芳草地画廊与秦凤玲的合作始于2013年,至今已有两个年头,每一个路过秦凤玲作品的观者,都会驻足画廊细细品味画面。这些漫布堆叠的小人儿散发出的纯真烂漫气息,让画作透露出轻松、抒情、睿智的特质——视觉快乐的背后,却是严峻、残酷和沉重的社会现实。无论从学术意义的角度还是从艺术市场的活跃度出发,秦凤玲的作品都带给芳草地画廊无限的惊喜和希望。此次芳草地画廊很荣幸地邀请到秦凤玲老师,为其举办个人艺术生涯中重要的个展,同时也表达了我们对艺术家给予信任的感谢和对今后长期合作的美好祈愿。

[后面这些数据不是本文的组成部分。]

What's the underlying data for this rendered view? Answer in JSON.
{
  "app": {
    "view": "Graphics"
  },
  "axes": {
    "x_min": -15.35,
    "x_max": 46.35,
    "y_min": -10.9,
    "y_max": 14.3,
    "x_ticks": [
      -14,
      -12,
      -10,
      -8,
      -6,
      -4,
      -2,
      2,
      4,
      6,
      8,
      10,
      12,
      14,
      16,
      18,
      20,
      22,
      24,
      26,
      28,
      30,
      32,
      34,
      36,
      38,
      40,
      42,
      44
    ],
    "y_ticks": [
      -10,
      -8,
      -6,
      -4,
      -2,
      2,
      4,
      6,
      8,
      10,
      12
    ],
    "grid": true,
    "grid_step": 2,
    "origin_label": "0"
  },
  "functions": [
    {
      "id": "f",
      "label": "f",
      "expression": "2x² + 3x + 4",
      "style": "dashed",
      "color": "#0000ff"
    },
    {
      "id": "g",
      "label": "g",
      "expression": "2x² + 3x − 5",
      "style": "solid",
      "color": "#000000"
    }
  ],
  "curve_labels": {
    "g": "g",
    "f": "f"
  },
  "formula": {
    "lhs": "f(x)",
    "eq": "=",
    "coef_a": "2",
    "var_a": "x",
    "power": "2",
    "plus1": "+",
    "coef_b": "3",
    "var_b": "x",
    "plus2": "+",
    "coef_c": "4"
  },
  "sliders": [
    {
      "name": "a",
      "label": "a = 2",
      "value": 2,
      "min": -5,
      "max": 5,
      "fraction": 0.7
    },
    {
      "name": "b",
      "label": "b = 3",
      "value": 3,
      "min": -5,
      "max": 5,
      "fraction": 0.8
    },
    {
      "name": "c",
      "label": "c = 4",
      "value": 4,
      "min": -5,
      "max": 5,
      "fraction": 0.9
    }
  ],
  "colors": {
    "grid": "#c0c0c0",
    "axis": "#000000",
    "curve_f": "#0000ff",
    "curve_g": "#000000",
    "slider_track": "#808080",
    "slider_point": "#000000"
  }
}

秦凤玲自2005年在画坛初露麟角时,国内外一线策展人、评论家纷纷赞叹这位“self-taught”女性艺术家和她意趣横生的作品。而对大多人来说,秦凤玲这个名字还是模糊的,不发声的,不活跃的,甚至是带有依附性的。她的先生王鲁炎是中国当代艺术重要的引领者之一,人们好像无法不把夫妻二人分开来讲,提到秦凤玲总要谈谈王鲁炎。事实上,王鲁炎和他们的朋友们,的确是秦凤玲艺术生涯的启蒙老师。作为一个没有接受过正统学院式美术基础绘画教育的女性艺术家,她一开始是不拿画笔的。她在朋友聚会时忙于厨房和客厅,做饭泡茶的间隙,听这些优秀评论家、艺术家的热烈讨论。慢慢的,她开始被影响,开始参与讨论,开始有“想说的话、想画的画”。

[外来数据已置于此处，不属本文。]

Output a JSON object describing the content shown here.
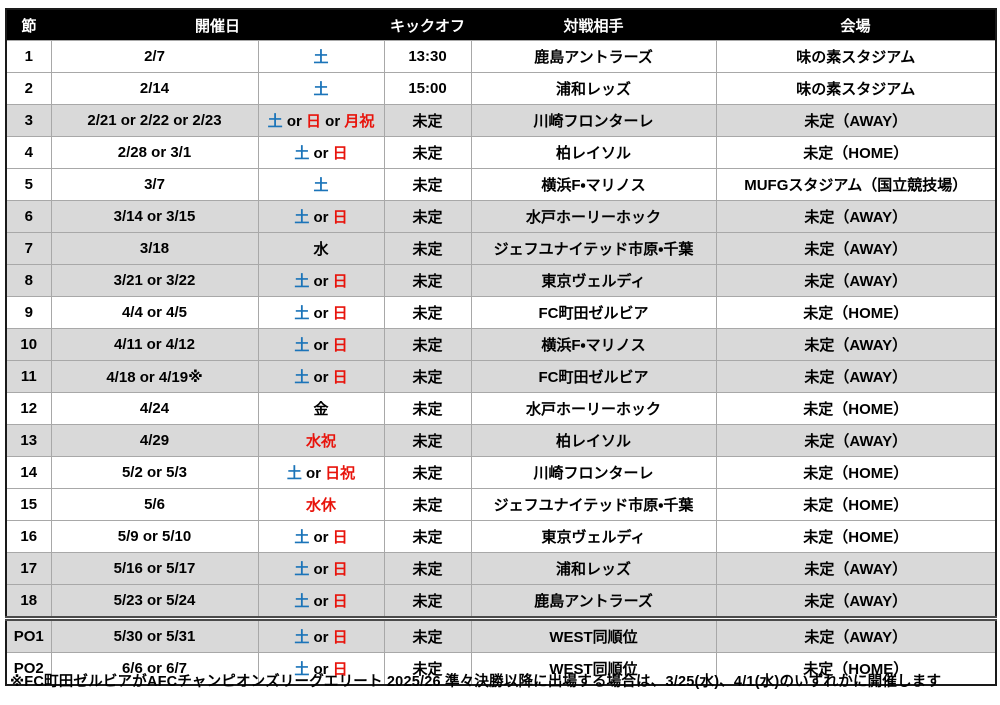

秦风玲自2005年起,开始多以女人的想像和心绪为题材进行创作,一直关注的社会,一直体验着的生活环境,都是她想跟大家讲话的题材。 “我的画都是凭借我的感觉去画的,不是说画需要什么,而是我想看什么,这就够了”,秦凤玲的画是她的生活日记,是她专属的抒情,画画已经是生活的一部分,不是刻意的,不是一时萌生的,“我觉得我的创作不是一个激情,而是生活中感受的流露,我只关注自己的生活,关注我的周围,关注我要感受的”。你不能依据她的自述就去评判或者断言,秦凤玲是封闭的,是家庭的,是女性的。她的画视野开阔,信息万千,是中国当代绘画谱系的新解构,是“新绘画”最好的诠释。独立性与实验性让秦凤玲在画坛“横空出世”,占有重要的一席之地。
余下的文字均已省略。